Compilers are like Google or Wikipedia, 99% of the time they know more than 99% of developers.
Also, I just put a small functional programming library for Lua on GitHub about an hour before reading this: https://github.com/davidhollander/fn Here's an example of how to create a sum function with Fold Left and an addition function:
require'fn'
sum = fn.partial( fn.foldl, function(a, b) return a+b end)
x = sum(1, 2, 3, 4, 5, 6, 7, 8, 9)
print(x)
-- 45
The referenced page is more interesting than what the title promises. The title is trivially true, the referenced page makes the stronger claim that a compiler can not _tie_ with hand-coded assembly.

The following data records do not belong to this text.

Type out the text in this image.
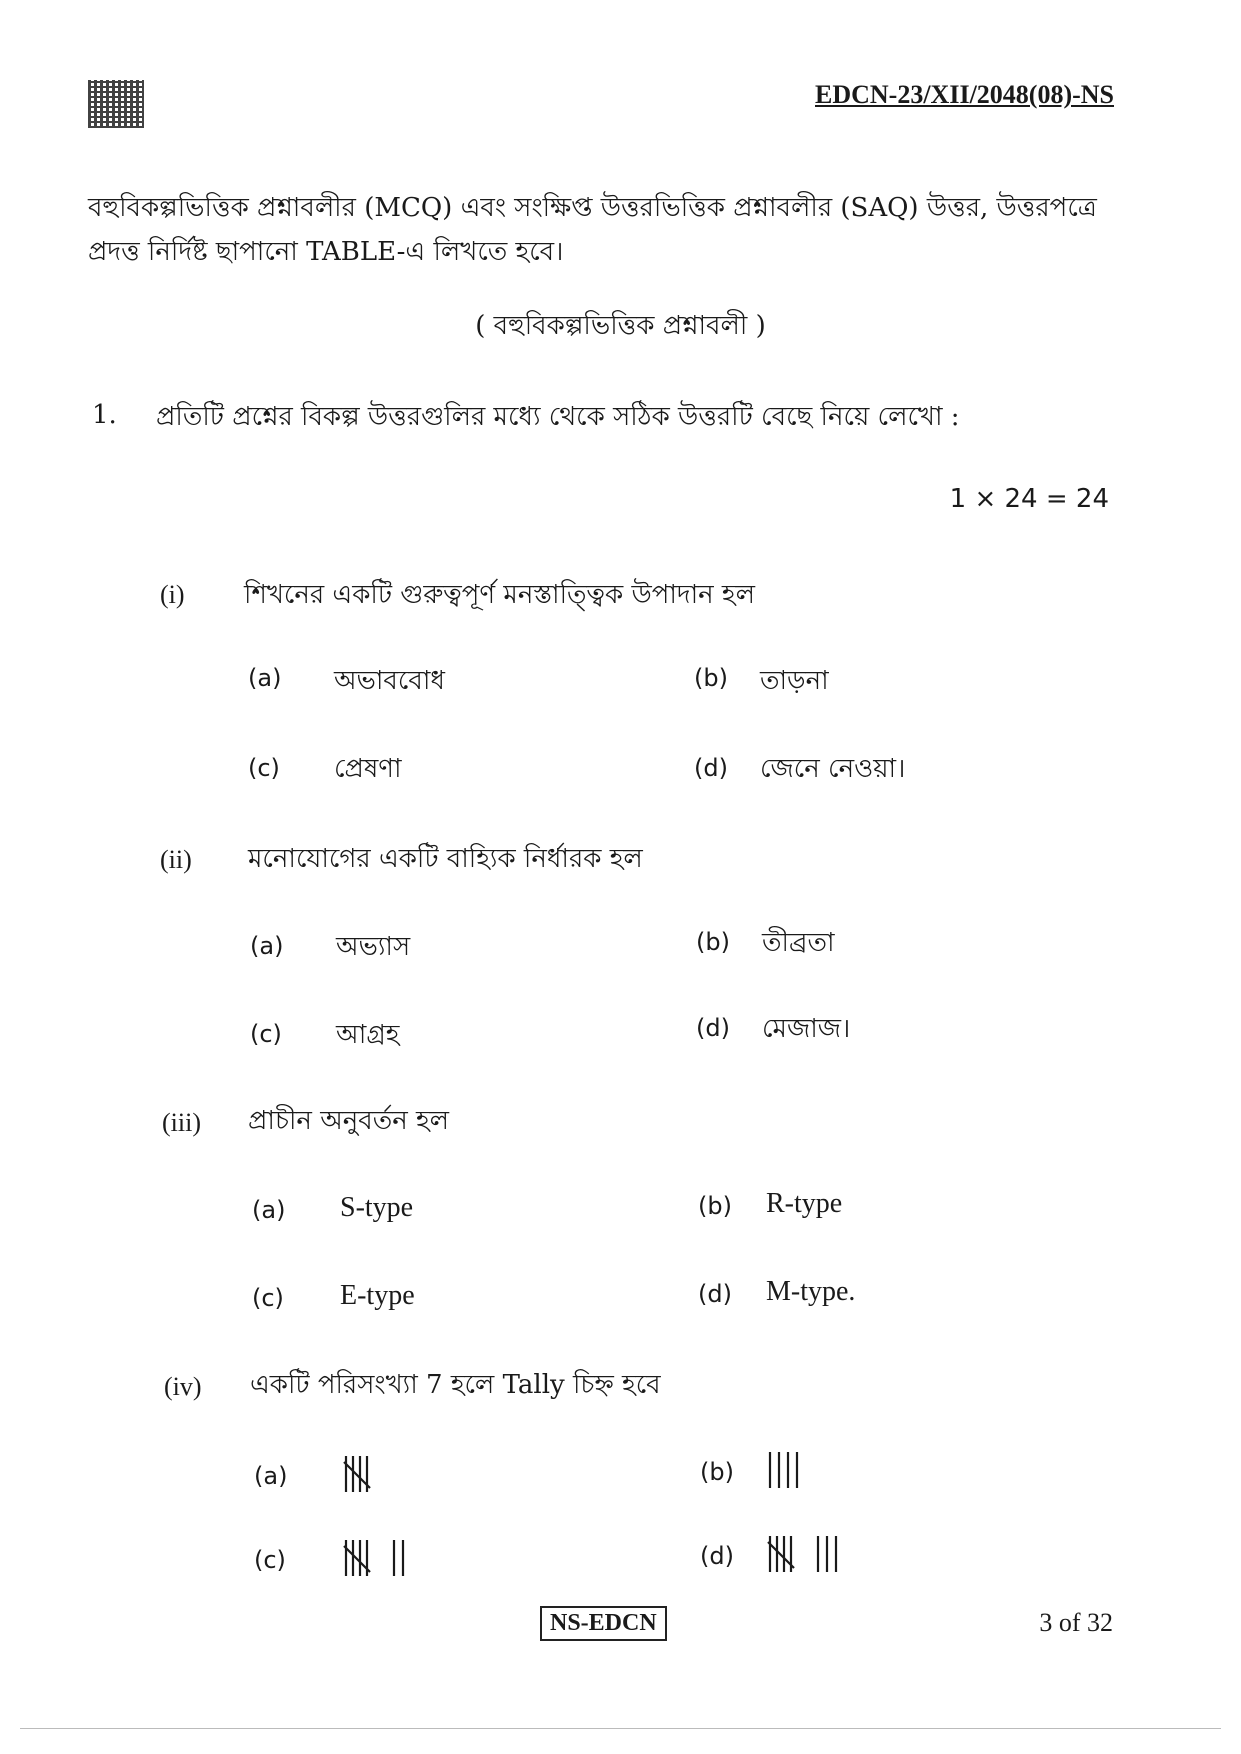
EDCN-23/XII/2048(08)-NS
বহুবিকল্পভিত্তিক প্রশ্নাবলীর (MCQ) এবং সংক্ষিপ্ত উত্তরভিত্তিক প্রশ্নাবলীর (SAQ) উত্তর, উত্তরপত্রে প্রদত্ত নির্দিষ্ট ছাপানো TABLE-এ লিখতে হবে।
( বহুবিকল্পভিত্তিক প্রশ্নাবলী )
1. প্রতিটি প্রশ্নের বিকল্প উত্তরগুলির মধ্যে থেকে সঠিক উত্তরটি বেছে নিয়ে লেখো :
1 × 24 = 24
(i) শিখনের একটি গুরুত্বপূর্ণ মনস্তাত্ত্বিক উপাদান হল
(a) অভাববোধ	(b) তাড়না
(c) প্রেষণা	(d) জেনে নেওয়া।
(ii) মনোযোগের একটি বাহ্যিক নির্ধারক হল
(a) অভ্যাস	(b) তীব্রতা
(c) আগ্রহ	(d) মেজাজ।
(iii) প্রাচীন অনুবর্তন হল
(a) S-type	(b) R-type
(c) E-type	(d) M-type.
(iv) একটি পরিসংখ্যা 7 হলে Tally চিহ্ন হবে
(a)	(b)
(c)	(d)
NS-EDCN	3 of 32
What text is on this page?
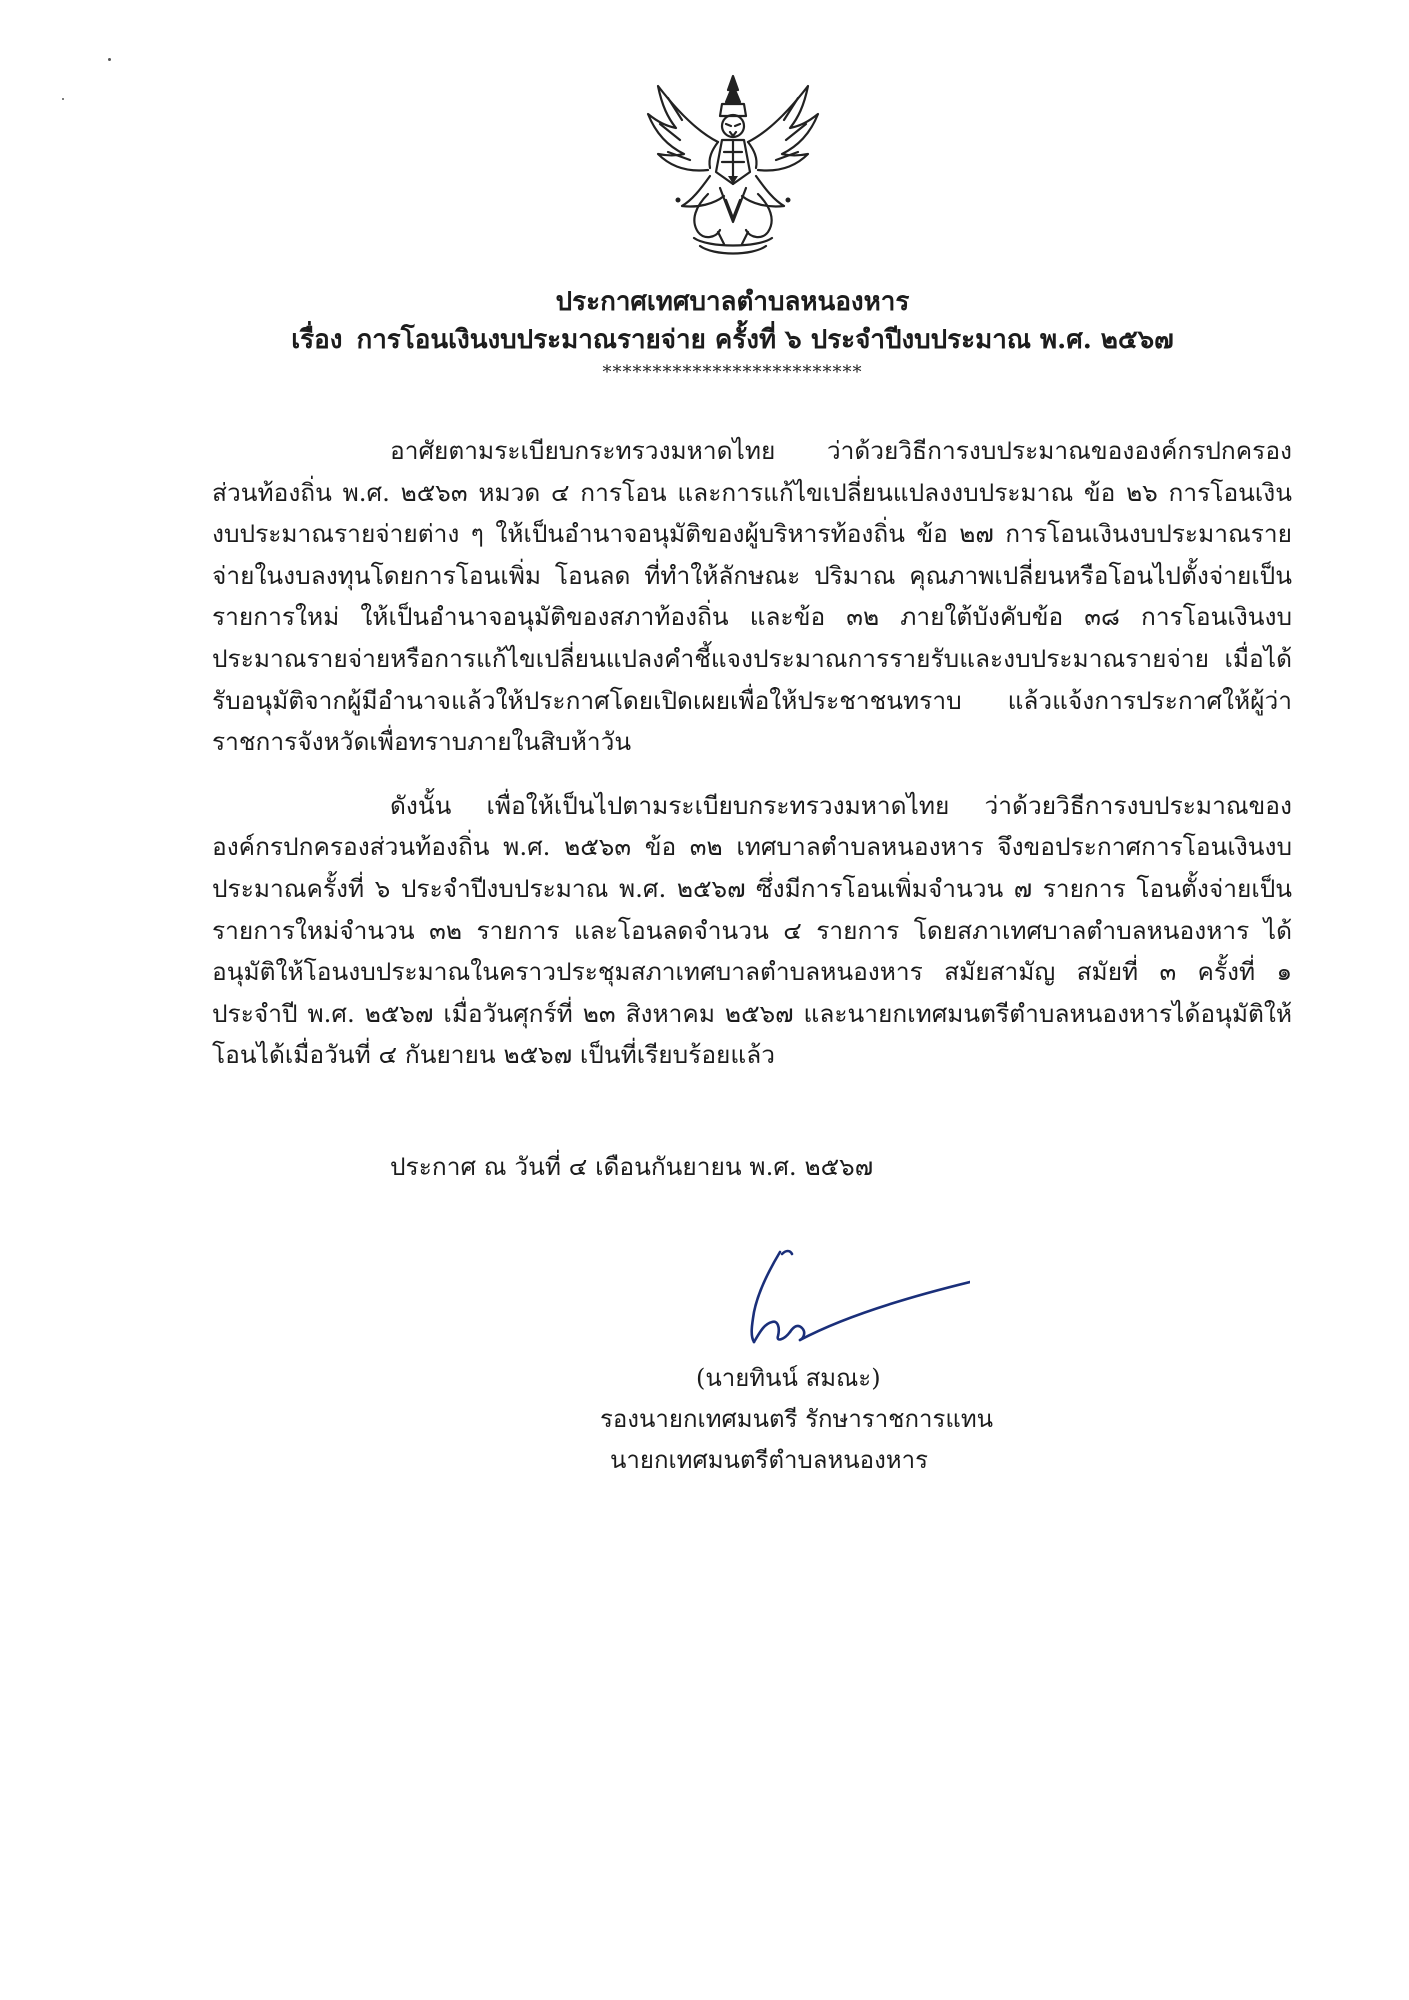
ประกาศเทศบาลตำบลหนองหาร
เรื่อง การโอนเงินงบประมาณรายจ่าย ครั้งที่ ๖ ประจำปีงบประมาณ พ.ศ. ๒๕๖๗
**************************

อาศัยตามระเบียบกระทรวงมหาดไทย ว่าด้วยวิธีการงบประมาณขององค์กรปกครองส่วนท้องถิ่น พ.ศ. ๒๕๖๓ หมวด ๔ การโอน และการแก้ไขเปลี่ยนแปลงงบประมาณ ข้อ ๒๖ การโอนเงินงบประมาณรายจ่ายต่าง ๆ ให้เป็นอำนาจอนุมัติของผู้บริหารท้องถิ่น ข้อ ๒๗ การโอนเงินงบประมาณรายจ่ายในงบลงทุนโดยการโอนเพิ่ม โอนลด ที่ทำให้ลักษณะ ปริมาณ คุณภาพเปลี่ยนหรือโอนไปตั้งจ่ายเป็นรายการใหม่ ให้เป็นอำนาจอนุมัติของสภาท้องถิ่น และข้อ ๓๒ ภายใต้บังคับข้อ ๓๘ การโอนเงินงบประมาณรายจ่ายหรือการแก้ไขเปลี่ยนแปลงคำชี้แจงประมาณการรายรับและงบประมาณรายจ่าย เมื่อได้รับอนุมัติจากผู้มีอำนาจแล้วให้ประกาศโดยเปิดเผยเพื่อให้ประชาชนทราบ แล้วแจ้งการประกาศให้ผู้ว่าราชการจังหวัดเพื่อทราบภายในสิบห้าวัน

ดังนั้น เพื่อให้เป็นไปตามระเบียบกระทรวงมหาดไทย ว่าด้วยวิธีการงบประมาณขององค์กรปกครองส่วนท้องถิ่น พ.ศ. ๒๕๖๓ ข้อ ๓๒ เทศบาลตำบลหนองหาร จึงขอประกาศการโอนเงินงบประมาณครั้งที่ ๖ ประจำปีงบประมาณ พ.ศ. ๒๕๖๗ ซึ่งมีการโอนเพิ่มจำนวน ๗ รายการ โอนตั้งจ่ายเป็นรายการใหม่จำนวน ๓๒ รายการ และโอนลดจำนวน ๔ รายการ โดยสภาเทศบาลตำบลหนองหาร ได้อนุมัติให้โอนงบประมาณในคราวประชุมสภาเทศบาลตำบลหนองหาร สมัยสามัญ สมัยที่ ๓ ครั้งที่ ๑ ประจำปี พ.ศ. ๒๕๖๗ เมื่อวันศุกร์ที่ ๒๓ สิงหาคม ๒๕๖๗ และนายกเทศมนตรีตำบลหนองหารได้อนุมัติให้โอนได้เมื่อวันที่ ๔ กันยายน ๒๕๖๗ เป็นที่เรียบร้อยแล้ว

ประกาศ ณ วันที่ ๔ เดือนกันยายน พ.ศ. ๒๕๖๗
(นายทินน์ สมณะ)
รองนายกเทศมนตรี รักษาราชการแทน
นายกเทศมนตรีตำบลหนองหาร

It's a very old story: Hand coded assembler can commonly get a factor of several faster execution time on compiled code and more when using special instructions on special data. But on large programs, no, because some of what compilers and runtime libraries do for large programs is too difficult for hand coded assembler. Indeed, some of what compilers do in register allocation (and maybe cache usage) will be too difficult for hand coded assembler.
More generally, now the execution time of a small, single threaded program is nearly never of much concern. E.g., when have a processor with dozens of cores, it's easy to let a small, single threaded program have a core and then f'get about it.
Execution time remains important but now mostly just for large, multi-threaded programs.